The formula of the hydrocarbon is \( C_5H_{12} \).

Step-by-step solution

Write the General Combustion Reaction

The general formula for a hydrocarbon is \( C_xH_y \). Upon complete combustion in the presence of oxygen, the hydrocarbon will produce carbon dioxide \( CO_2 \) and water vapor \( H_2O \). The balanced chemical equation is: \[ C_xH_y + \left(x + \frac{y}{4}\right)O_2 \rightarrow xCO_2 + \frac{y}{2}H_2O \]

Analyze the Volume Ratios

According to Avogadro's Law, the volumes of gases involved in reactions are proportional to the number of molecules (at constant temperature and pressure). Here, \(500\ \mathrm{mL}\) of the hydrocarbon produces \(2500\ \mathrm{mL}\) of \( CO_2 \) and \(3000\ \mathrm{mL}\) of \( H_2O \). This gives us the molar ratio: \[ 500\ \mathrm{mL}\ C_xH_y \rightarrow 2500\ \mathrm{mL}\ CO_2 + 3000\ \mathrm{mL}\ H_2O \] Thus, \(1\ \text{mole of}\ C_xH_y\) produces \(5\ \text{moles of}\ CO_2\) and \(6\ \text{moles of}\ H_2O\).

Relate Volumes to Chemical Formula

From the balanced equation, \(x = 5\), which means there are 5 carbon atoms in the hydrocarbon's formula, given there are 5 moles of \( CO_2 \) produced per mole of hydrocarbon. Similarly, solving for \(y\) considering there are \(6\) hydrogen molecules per hydrocarbon, gives \(y = 12\) since 1 mole of \( H_2O \) contains \(2\) hydrogen atoms. Therefore, the hydrocarbon formula is \( C_5H_{12} \).

Choose the Correct Option

The hydrocarbon formula calculated is \( C_5H_{12} \), which is option (c). Therefore, the correct answer for the hydrocarbon that results in these combustion volumes is \( C_5H_{12} \).

Key concepts

Avogadro's Law

Avogadro's Law is a fundamental principle in chemistry stating that equal volumes of gases, at the same temperature and pressure, contain the same number of molecules. This concept is vital when working with gases in chemical reactions.
In the given problem, the hydrocarbon is burned in the presence of oxygen. The reaction yields carbon dioxide and water vapor. Since the problem states that conditions of temperature and pressure are constant, we can use Avogadro's Law. This allows us to equate the volumes directly to the number of moles.
For instance, when we see that 500 mL of hydrocarbon yields 2500 mL of CO₂ and 3000 mL of H₂O, we can directly interpret the volumes as a molar ratio. This is why the moles of hydrocarbon relate to the moles of products formed directly, aiding in determining the capacity of each component in the reaction.

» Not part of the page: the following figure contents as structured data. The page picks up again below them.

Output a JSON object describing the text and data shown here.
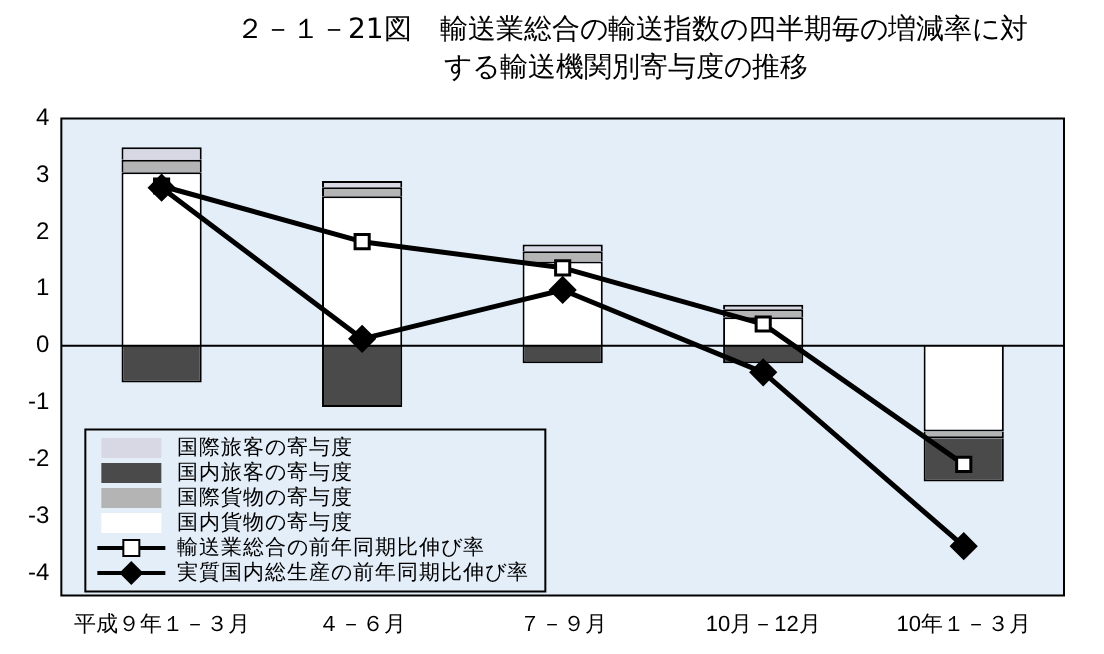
{
  "chart_data": {
    "type": "bar",
    "title": "２－１－21図　輸送業総合の輸送指数の四半期毎の増減率に対する輸送機関別寄与度の推移",
    "categories": [
      "平成９年１－３月",
      "４－６月",
      "７－９月",
      "10月－12月",
      "10年１－３月"
    ],
    "stacked": true,
    "series": [
      {
        "name": "国内貨物の寄与度",
        "color": "#ffffff",
        "values": [
          3.05,
          2.63,
          1.48,
          0.5,
          -1.51
        ]
      },
      {
        "name": "国際貨物の寄与度",
        "color": "#b4b4b4",
        "values": [
          0.22,
          0.16,
          0.18,
          0.14,
          -0.12
        ]
      },
      {
        "name": "国際旅客の寄与度",
        "color": "#d8d8e4",
        "values": [
          0.22,
          0.11,
          0.12,
          0.08,
          0
        ]
      },
      {
        "name": "国内旅客の寄与度",
        "color": "#4a4a4a",
        "values": [
          -0.65,
          -1.08,
          -0.31,
          -0.31,
          -0.76
        ]
      },
      {
        "name": "輸送業総合の前年同期比伸び率",
        "type": "line",
        "color": "#000000",
        "marker": "square",
        "values": [
          2.81,
          1.83,
          1.37,
          0.38,
          -2.09
        ]
      },
      {
        "name": "実質国内総生産の前年同期比伸び率",
        "type": "line",
        "color": "#000000",
        "marker": "diamond",
        "values": [
          2.78,
          0.12,
          0.98,
          -0.47,
          -3.53
        ]
      }
    ],
    "ylim": [
      -4.4,
      4
    ],
    "yticks": [
      -4,
      -3,
      -2,
      -1,
      0,
      1,
      2,
      3,
      4
    ],
    "ref_lines": [
      {
        "axis": "y",
        "value": 0
      }
    ],
    "grid": false,
    "legend": "bottom left"
  }
}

Balanced Chemical Equation

A balanced chemical equation is essential in understanding chemical reactions because it shows the exact proportions of reactants and products. This involves ensuring the same number of each type of atom appears on both sides of the equation.
When we consider the combustion of hydrocarbons, a general equation is given by: \[ C_xH_y + \left(x + \frac{y}{4}\right)O_2 \rightarrow xCO_2 + \frac{y}{2}H_2O \]This equation needs to be balanced, meaning both the reactant and product sides have the same number of carbon, hydrogen, and oxygen atoms.

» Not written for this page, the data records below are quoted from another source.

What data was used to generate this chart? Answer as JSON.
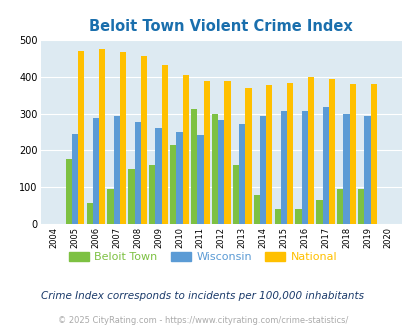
{
  "title": "Beloit Town Violent Crime Index",
  "years": [
    2004,
    2005,
    2006,
    2007,
    2008,
    2009,
    2010,
    2011,
    2012,
    2013,
    2014,
    2015,
    2016,
    2017,
    2018,
    2019,
    2020
  ],
  "beloit_town": [
    0,
    178,
    57,
    97,
    149,
    160,
    215,
    311,
    300,
    160,
    80,
    42,
    42,
    65,
    95,
    95,
    0
  ],
  "wisconsin": [
    0,
    245,
    287,
    294,
    277,
    261,
    250,
    241,
    282,
    272,
    293,
    306,
    306,
    317,
    298,
    294,
    0
  ],
  "national": [
    0,
    469,
    474,
    467,
    455,
    432,
    405,
    387,
    387,
    368,
    376,
    383,
    398,
    394,
    381,
    379,
    0
  ],
  "bar_colors": {
    "beloit_town": "#7dc142",
    "wisconsin": "#5b9bd5",
    "national": "#ffc000"
  },
  "legend_text_colors": {
    "beloit_town": "#4a4a4a",
    "wisconsin": "#4a7ebf",
    "national": "#c8a000"
  },
  "bg_color": "#ddeaf2",
  "ylim": [
    0,
    500
  ],
  "yticks": [
    0,
    100,
    200,
    300,
    400,
    500
  ],
  "subtitle": "Crime Index corresponds to incidents per 100,000 inhabitants",
  "footer": "© 2025 CityRating.com - https://www.cityrating.com/crime-statistics/",
  "title_color": "#1a6fad",
  "subtitle_color": "#1a3a6a",
  "footer_color": "#aaaaaa"
}
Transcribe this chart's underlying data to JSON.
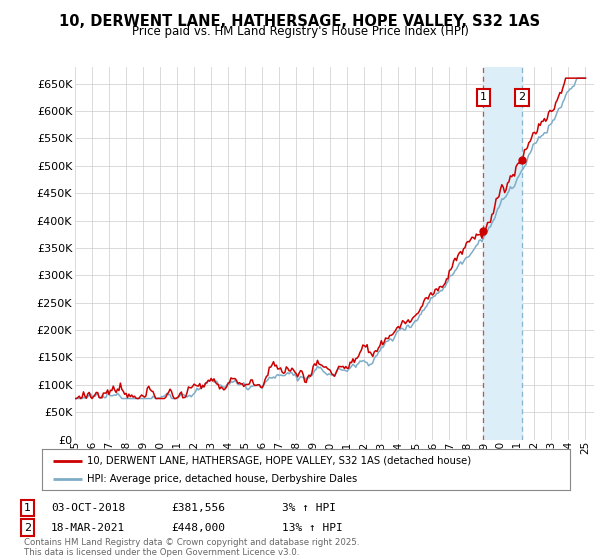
{
  "title": "10, DERWENT LANE, HATHERSAGE, HOPE VALLEY, S32 1AS",
  "subtitle": "Price paid vs. HM Land Registry's House Price Index (HPI)",
  "ylabel_ticks": [
    "£0",
    "£50K",
    "£100K",
    "£150K",
    "£200K",
    "£250K",
    "£300K",
    "£350K",
    "£400K",
    "£450K",
    "£500K",
    "£550K",
    "£600K",
    "£650K"
  ],
  "ylim": [
    0,
    680000
  ],
  "ytick_values": [
    0,
    50000,
    100000,
    150000,
    200000,
    250000,
    300000,
    350000,
    400000,
    450000,
    500000,
    550000,
    600000,
    650000
  ],
  "red_line_color": "#cc0000",
  "blue_line_color": "#7eadc8",
  "marker1_x": 2019.0,
  "marker1_value": 381556,
  "marker2_x": 2021.25,
  "marker2_value": 448000,
  "vline1_color": "#dd4444",
  "vline2_color": "#8ab4cc",
  "shade_color": "#dceef7",
  "legend1_label": "10, DERWENT LANE, HATHERSAGE, HOPE VALLEY, S32 1AS (detached house)",
  "legend2_label": "HPI: Average price, detached house, Derbyshire Dales",
  "footnote": "Contains HM Land Registry data © Crown copyright and database right 2025.\nThis data is licensed under the Open Government Licence v3.0.",
  "annotation1_date_str": "03-OCT-2018",
  "annotation1_price_str": "£381,556",
  "annotation1_hpi_str": "3% ↑ HPI",
  "annotation2_date_str": "18-MAR-2021",
  "annotation2_price_str": "£448,000",
  "annotation2_hpi_str": "13% ↑ HPI",
  "background_color": "#ffffff",
  "grid_color": "#cccccc"
}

• 'C_xH_y' represents hydrocarbon molecules.
• The coefficient in front of \(O_2\) shows the necessary oxygen moles for combustion per mole of hydrocarbon.
• The products \(xCO_2\) and \(\frac{y}{2}H_2O\) indicate the resulting molecules from the reaction.

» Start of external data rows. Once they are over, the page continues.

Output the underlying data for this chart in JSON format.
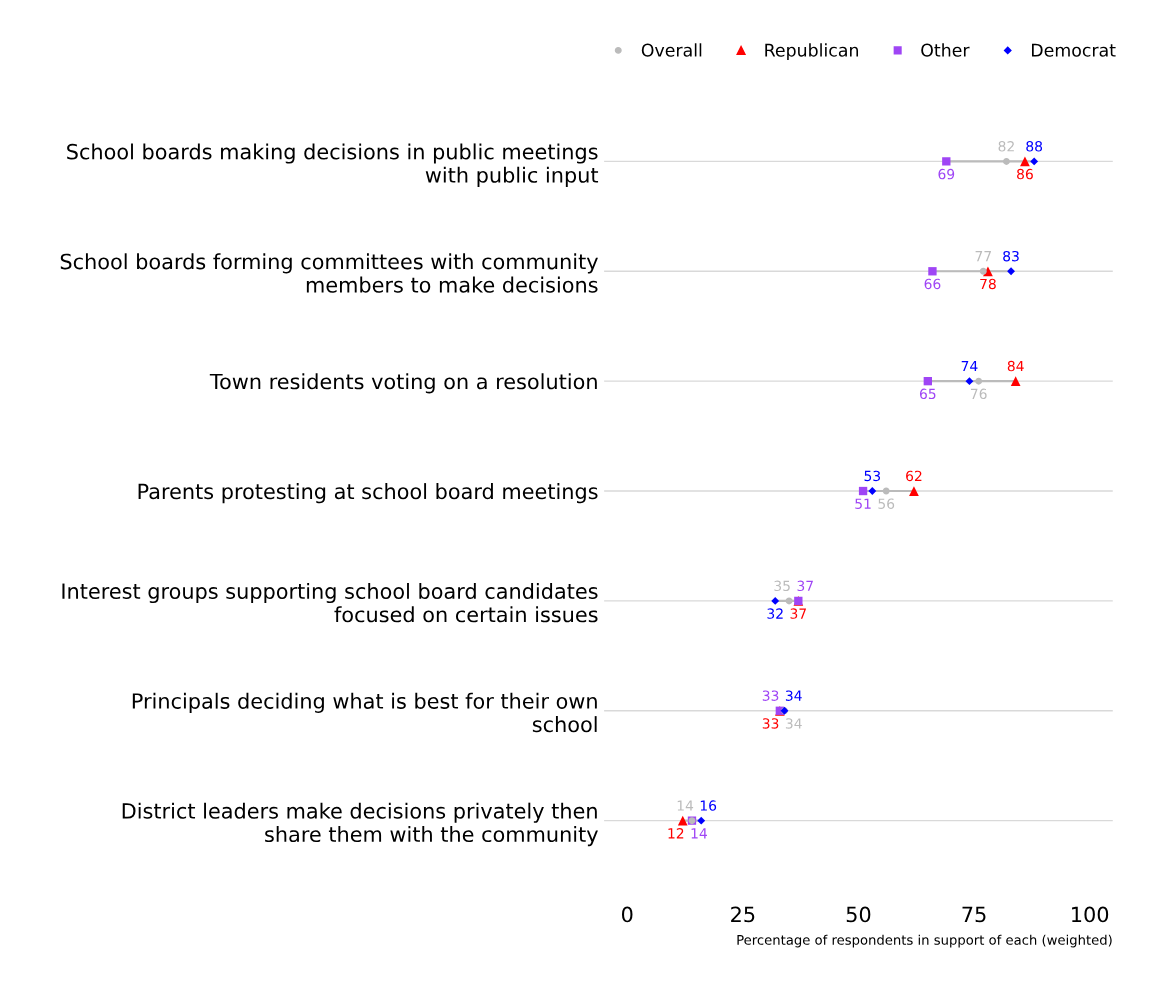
{
  "chart_data": {
    "type": "scatter",
    "orientation": "horizontal",
    "categories": [
      "School boards making decisions in public meetings\nwith public input",
      "School boards forming committees with community\nmembers to make decisions",
      "Town residents voting on a resolution",
      "Parents protesting at school board meetings",
      "Interest groups supporting school board candidates\nfocused on certain issues",
      "Principals deciding what is best for their own\nschool",
      "District leaders make decisions privately then\nshare them with the community"
    ],
    "series": [
      {
        "name": "Overall",
        "color": "#bbbbbb",
        "marker": "circle",
        "values": [
          82,
          77,
          76,
          56,
          35,
          34,
          14
        ]
      },
      {
        "name": "Republican",
        "color": "#ff0000",
        "marker": "triangle",
        "values": [
          86,
          78,
          84,
          62,
          37,
          33,
          12
        ]
      },
      {
        "name": "Other",
        "color": "#9f45f5",
        "marker": "square",
        "values": [
          69,
          66,
          65,
          51,
          37,
          33,
          14
        ]
      },
      {
        "name": "Democrat",
        "color": "#0000ff",
        "marker": "diamond",
        "values": [
          88,
          83,
          74,
          53,
          32,
          34,
          16
        ]
      }
    ],
    "xlabel": "Percentage of respondents in support of each (weighted)",
    "xlim": [
      -5,
      105
    ],
    "xticks": [
      0,
      25,
      50,
      75,
      100
    ],
    "grid": "y",
    "legend": "top",
    "data_labels": true
  }
}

Balancing such an equation ensures that all atoms are conserved during the reaction, following the Law of Conservation of Mass.

Volume Ratios

In chemical reactions involving gases, particularly those examined using Avogadro's Law, understanding volume ratios is crucial. Volume ratios are the coefficients in a balanced chemical equation interpreted as the ratio of volumes for gaseous reactants and products involved in the reaction.
In the scenario provided, the ratios were described using volumes:

• 500 mL of hydrocarbon (\(C_xH_y\))
• 2500 mL of carbon dioxide (\(CO_2\))
• 3000 mL of water vapor (\(H_2O\))

These volumes directly translate to a molar ratio, as per Avogadro's principle. From this, it follows that 1 mole of the hydrocarbon results in 5 moles of carbon dioxide and 6 moles of water.
This technique allows scientists to determine the stoichiometry of a reaction, helping to derive the formula of unknown hydrocarbons when given volumes of gases produced or consumed. In this problem, volume ratios were essential in deriving \(C_5H_{12}\) as the formula of the hydrocarbon.